В книге рассказывается история главного героя, который сталкивается с различными проблемами и препятствиями на протяжении всего своего путешествия. По пути он встречает множество второстепенных персонажей, которые играют важные роли в истории. Благодаря опыту главного героя книга исследует такие темы, как любовь, потеря, надежда и стойкость. По мере того, как главный герой преодолевает свои трудности, он усваивает ценные уроки жизни и растет как личность.
Книга представляет российскому читателю одного из крупнейших прозаиков современной Испании, писавшего на галисийском и испанском языках. В творчестве этого самобытного автора, предшественника «магического реализма», вымысел и фантазия, навеянные фольклором Галисии, сочетаются с интересом к современной действительности страны.Художник Е. Шешенин.
Автобиографический роман, который критики единодушно сравнивают с "Серебряным голубем" Андрея Белого. Роман-хроника? Роман-сказка? Роман — предвестие магического реализма? Все просто: растет мальчик, и вполне повседневные события жизни облекаются его богатым воображением в сказочную форму. Обычные истории становятся странными, детские приключения приобретают истинно легендарный размах — и вкус юмора снова и снова довлеет над сказочным антуражем увлекательного романа.
Крупнейший представитель немецкого романтизма XVIII - начала XIX века, Э.Т.А. Гофман внес значительный вклад в искусство. Композитор, дирижер, писатель, он прославился как автор произведений, в которых нашли яркое воплощение созданные им романтические образы, оказавшие влияние на творчество композиторов-романтиков, в частности Р. Шумана. Как известно, писатель страдал от тяжелого недуга, паралича обеих ног. Новелла "Угловое окно" глубоко автобиографична — в ней рассказывается о молодом человеке, также лишившемся возможности передвигаться и вынужденного наблюдать жизнь через это самое угловое окно...
Рассказы Нарайана поражают широтой охвата, легкостью, с которой писатель переходит от одной интонации к другой. Самые различные чувства — смех и мягкая ирония, сдержанный гнев и грусть о незадавшихся судьбах своих героев — звучат в авторском голосе, придавая ему глубоко индивидуальный характер.
«Ботус Окцитанус, или восьмиглазый скорпион» [«Bothus Occitanus eller den otteǿjede skorpion» (1953)] — это остросатирический роман о социальной несправедливости, лицемерии общественной морали, бюрократизме и коррумпированности государственной машины. И о среднестатистическом гражданине, который не умеет и не желает ни замечать все эти противоречия, ни критически мыслить, ни протестовать — до тех самых пор, пока ему самому не придется непосредственно столкнуться с произволом властей.

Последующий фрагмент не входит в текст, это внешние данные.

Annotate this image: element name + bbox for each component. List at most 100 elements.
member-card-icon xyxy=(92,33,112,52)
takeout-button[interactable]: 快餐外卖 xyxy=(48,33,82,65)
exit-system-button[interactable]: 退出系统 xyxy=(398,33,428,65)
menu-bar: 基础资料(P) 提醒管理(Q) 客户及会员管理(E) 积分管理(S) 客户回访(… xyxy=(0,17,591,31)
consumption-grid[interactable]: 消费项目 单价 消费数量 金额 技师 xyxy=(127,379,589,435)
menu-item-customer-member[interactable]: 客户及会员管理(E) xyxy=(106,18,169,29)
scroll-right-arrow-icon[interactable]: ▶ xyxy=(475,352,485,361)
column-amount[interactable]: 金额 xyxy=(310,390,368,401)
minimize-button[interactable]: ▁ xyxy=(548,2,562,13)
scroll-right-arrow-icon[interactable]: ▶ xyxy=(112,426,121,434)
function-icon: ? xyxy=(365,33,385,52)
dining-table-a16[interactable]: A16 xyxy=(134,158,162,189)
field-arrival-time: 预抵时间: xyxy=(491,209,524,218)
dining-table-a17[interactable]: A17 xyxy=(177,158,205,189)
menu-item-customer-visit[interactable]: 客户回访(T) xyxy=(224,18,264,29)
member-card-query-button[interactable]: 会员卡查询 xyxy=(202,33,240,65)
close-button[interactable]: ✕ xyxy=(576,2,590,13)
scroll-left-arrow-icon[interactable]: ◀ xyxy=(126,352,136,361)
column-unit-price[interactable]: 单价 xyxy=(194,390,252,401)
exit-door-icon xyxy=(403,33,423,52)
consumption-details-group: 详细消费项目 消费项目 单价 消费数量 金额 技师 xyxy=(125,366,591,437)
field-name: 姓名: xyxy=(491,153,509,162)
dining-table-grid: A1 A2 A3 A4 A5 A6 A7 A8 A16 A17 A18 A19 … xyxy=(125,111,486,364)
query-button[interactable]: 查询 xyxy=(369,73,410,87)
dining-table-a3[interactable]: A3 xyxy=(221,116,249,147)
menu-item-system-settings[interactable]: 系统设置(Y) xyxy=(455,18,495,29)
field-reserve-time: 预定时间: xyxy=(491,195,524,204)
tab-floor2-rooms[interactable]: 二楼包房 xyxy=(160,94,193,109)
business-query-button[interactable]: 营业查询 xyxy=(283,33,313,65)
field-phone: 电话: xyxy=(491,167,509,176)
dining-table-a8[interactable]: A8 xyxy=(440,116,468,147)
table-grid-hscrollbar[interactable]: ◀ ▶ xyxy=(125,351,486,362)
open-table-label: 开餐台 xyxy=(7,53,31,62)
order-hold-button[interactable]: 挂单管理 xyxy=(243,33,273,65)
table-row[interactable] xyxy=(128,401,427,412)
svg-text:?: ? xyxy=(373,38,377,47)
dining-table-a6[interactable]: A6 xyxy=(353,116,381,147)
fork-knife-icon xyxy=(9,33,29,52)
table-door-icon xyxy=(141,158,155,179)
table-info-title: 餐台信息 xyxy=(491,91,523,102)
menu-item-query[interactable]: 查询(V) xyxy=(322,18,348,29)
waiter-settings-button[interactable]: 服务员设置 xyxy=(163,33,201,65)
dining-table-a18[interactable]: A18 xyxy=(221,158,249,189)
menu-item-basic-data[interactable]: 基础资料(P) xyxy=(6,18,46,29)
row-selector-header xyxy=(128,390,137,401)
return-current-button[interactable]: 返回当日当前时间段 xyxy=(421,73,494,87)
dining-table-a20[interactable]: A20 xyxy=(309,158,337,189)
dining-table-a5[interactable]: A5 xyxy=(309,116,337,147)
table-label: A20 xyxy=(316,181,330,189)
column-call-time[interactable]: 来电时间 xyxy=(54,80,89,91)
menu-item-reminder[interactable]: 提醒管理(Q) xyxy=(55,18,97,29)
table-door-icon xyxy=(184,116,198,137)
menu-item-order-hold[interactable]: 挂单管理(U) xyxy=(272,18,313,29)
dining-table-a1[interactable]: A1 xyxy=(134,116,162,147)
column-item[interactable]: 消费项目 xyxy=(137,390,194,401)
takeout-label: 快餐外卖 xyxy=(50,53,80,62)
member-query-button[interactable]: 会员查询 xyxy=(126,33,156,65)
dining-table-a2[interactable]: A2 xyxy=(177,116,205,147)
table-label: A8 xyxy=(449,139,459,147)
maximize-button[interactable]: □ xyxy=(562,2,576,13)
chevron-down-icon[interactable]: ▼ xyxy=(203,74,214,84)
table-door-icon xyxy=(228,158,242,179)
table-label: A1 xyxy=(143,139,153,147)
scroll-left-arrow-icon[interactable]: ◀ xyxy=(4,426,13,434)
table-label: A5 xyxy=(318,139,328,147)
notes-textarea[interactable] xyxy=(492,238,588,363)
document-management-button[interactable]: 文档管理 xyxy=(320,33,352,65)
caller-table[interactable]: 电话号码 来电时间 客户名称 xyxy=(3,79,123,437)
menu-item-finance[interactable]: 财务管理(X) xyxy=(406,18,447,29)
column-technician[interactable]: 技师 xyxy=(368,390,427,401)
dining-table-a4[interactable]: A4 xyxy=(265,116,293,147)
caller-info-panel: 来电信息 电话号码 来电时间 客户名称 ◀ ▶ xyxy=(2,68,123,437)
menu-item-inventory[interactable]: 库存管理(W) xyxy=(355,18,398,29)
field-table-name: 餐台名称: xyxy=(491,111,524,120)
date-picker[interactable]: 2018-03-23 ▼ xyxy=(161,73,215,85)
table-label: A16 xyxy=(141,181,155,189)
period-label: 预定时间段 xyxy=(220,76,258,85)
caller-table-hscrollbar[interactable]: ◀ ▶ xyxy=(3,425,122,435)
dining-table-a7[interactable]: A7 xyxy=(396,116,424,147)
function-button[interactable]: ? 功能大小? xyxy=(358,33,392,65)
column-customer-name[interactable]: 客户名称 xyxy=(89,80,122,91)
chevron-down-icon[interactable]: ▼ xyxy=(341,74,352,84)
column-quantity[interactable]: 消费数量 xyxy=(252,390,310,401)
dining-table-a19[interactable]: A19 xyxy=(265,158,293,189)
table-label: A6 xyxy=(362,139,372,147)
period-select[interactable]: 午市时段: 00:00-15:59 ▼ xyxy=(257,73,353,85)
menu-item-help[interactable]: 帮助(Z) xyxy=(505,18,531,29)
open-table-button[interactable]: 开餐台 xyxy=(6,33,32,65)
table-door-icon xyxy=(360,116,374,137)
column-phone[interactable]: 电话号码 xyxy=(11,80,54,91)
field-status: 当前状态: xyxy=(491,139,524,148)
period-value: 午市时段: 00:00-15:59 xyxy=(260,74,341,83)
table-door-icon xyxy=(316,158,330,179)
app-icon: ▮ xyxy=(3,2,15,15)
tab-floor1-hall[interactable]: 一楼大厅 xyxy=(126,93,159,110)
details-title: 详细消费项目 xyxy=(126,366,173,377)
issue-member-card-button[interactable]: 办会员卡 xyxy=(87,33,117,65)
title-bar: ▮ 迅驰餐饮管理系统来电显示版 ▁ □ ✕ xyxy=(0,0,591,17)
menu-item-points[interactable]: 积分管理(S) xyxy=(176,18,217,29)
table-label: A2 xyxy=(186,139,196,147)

В книге рассказывается история главного героя, который сталкивается с различными проблемами и препятствиями на протяжении всего своего путешествия. По пути он встречает множество второстепенных персонажей, которые играют важные роли в истории. Благодаря опыту главного героя книга исследует такие темы, как любовь, потеря, надежда и стойкость. По мере того, как главный герой преодолевает свои трудности, он усваивает ценные уроки жизни и растет как личность.